Based in Toronto and New York City

, Nancy Matsumoto is a writer and editor who covers sustainable agriculture, food, sake, arts and culture.

Charcutier: Gilles Verot

Back in 2004, New York chef Daniel Boulud came knocking on the door of Gilles Verot, a third- generation master charcutier who presides over two select Paris boutiques. A culinary art that dates back to at least the 15th century, charcuterie is the glorious subset of la cuisine Française that encompasses shaped meat and fish concoctions from pâtés to terrines to quenelles. Verot has become such an artist of charcuterie that many think he’s done for pork products what macaron master Pierre Hermé did for almond flour.
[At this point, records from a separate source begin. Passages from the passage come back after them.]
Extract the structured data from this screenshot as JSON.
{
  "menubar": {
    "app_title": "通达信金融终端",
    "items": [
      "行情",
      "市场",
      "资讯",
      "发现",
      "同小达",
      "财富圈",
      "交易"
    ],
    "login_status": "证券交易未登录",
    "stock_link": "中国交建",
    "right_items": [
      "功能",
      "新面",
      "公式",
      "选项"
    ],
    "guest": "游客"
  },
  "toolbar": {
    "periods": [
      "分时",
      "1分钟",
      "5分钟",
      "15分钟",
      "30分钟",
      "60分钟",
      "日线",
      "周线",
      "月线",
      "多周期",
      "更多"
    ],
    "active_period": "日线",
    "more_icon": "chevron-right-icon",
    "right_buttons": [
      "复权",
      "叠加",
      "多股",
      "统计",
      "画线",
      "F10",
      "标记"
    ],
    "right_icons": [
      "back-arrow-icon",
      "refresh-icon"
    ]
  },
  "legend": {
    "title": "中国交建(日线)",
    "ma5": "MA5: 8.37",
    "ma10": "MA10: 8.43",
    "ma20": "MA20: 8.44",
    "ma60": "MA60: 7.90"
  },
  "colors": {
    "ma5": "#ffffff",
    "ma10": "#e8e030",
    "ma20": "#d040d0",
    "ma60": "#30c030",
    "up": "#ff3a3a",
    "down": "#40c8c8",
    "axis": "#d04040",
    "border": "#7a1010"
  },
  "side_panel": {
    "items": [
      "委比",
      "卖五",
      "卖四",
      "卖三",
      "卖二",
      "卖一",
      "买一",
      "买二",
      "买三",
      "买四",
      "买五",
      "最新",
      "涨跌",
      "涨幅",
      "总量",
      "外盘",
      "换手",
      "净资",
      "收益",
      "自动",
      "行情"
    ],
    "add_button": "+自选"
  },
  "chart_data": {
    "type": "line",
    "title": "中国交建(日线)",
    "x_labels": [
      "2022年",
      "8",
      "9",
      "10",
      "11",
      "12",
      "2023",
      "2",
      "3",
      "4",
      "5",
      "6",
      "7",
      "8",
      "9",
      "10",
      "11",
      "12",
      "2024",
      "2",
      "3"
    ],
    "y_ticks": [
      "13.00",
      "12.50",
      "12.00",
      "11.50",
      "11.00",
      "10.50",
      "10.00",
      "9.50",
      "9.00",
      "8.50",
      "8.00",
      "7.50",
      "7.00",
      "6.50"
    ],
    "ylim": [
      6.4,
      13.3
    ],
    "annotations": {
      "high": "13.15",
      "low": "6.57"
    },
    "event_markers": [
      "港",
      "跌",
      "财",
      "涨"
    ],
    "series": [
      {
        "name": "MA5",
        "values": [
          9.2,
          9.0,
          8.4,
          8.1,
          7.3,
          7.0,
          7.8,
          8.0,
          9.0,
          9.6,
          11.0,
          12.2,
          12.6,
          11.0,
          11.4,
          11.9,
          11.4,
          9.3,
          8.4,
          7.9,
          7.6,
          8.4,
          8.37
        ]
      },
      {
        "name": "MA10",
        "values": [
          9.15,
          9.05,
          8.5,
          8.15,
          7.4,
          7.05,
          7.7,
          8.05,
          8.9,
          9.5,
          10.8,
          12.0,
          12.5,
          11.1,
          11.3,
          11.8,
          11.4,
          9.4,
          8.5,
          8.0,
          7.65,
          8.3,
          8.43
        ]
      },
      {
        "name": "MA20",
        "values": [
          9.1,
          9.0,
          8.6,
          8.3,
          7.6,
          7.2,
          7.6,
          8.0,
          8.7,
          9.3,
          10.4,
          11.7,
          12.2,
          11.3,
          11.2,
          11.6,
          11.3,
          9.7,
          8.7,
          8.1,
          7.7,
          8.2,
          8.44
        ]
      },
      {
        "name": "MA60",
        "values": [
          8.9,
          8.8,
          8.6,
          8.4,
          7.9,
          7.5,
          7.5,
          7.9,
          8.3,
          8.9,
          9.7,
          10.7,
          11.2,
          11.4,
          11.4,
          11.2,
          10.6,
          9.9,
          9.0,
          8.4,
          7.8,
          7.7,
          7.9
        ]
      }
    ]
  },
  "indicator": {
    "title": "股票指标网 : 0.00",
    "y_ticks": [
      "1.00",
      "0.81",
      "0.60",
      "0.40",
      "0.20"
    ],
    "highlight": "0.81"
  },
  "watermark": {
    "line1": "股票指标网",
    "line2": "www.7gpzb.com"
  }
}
Boulud, who grew up in Lyon, not far from Verot’s hometown of Saint-Étienne, wanted to see what the lauded Parisian deli man was all about. At the end of their initial 40-minute meeting, the chef cancelled his plans to graze Verot’s 200-specimen Ali Baba’s cave of wonders. His verdict: “I think we have to do something together.” That “something” came into focus gradually, first in 2008 with Bar Boulud, the casual West Side boîte built around Verot’s inventions; then in 2009 with a new line of haute links and weiners for DBGB Kitchen and Bar; and most recently at Épicerie Boulud. Among the three locations, a total of about 80 of Verot’s specialties are now available in New York.

The fact that Verot married into the business didn’t hurt; he and his wife Catherine are the joint repository of five generations of pâté-making expertise. The couple met when he was 19 and she was 18, on his first day in Paris. He knocked on his new employer’s door and Catherine, the daughter of the house, opened the door. His passion for her resulted in their marriage five years later; his passion for charcuterie really took flight, says Verot, “when I started to understand what I could make of this job. Not a life like my parents and grandparents, but something very new, very different.”

Recalling his fateful first meeting with Boulud, and then, a week later, his first visit to New York and to restaurant Daniel, Verot says, “It was a coup de foudre (love at first sight) for the town, for the man, and for the restaurant.” Just as Boulud offers his guests both classic French preparations and modern riffs on those, Verot’s offerings extend from classics such as his prize-winning fromage de tête (head cheese) and jambon persillé (terrine of Paris ham in aspic) to a modern repertoire that’s lighter and highly seasonal. One example: his rillette de jamboneau Provençal, pulled ham hock with summer vegetables and basil suspended in a jewel-like jelly of olive oil and meat juices.

Verot, who is working on a cookbook due out in the fall and loves nothing more than gathering friends and family at his home on Sunday around “a good chicken and a good bottle of wine,” says his goal is “to have more and more fun in my job.” He adds, “That’s my way of life now.”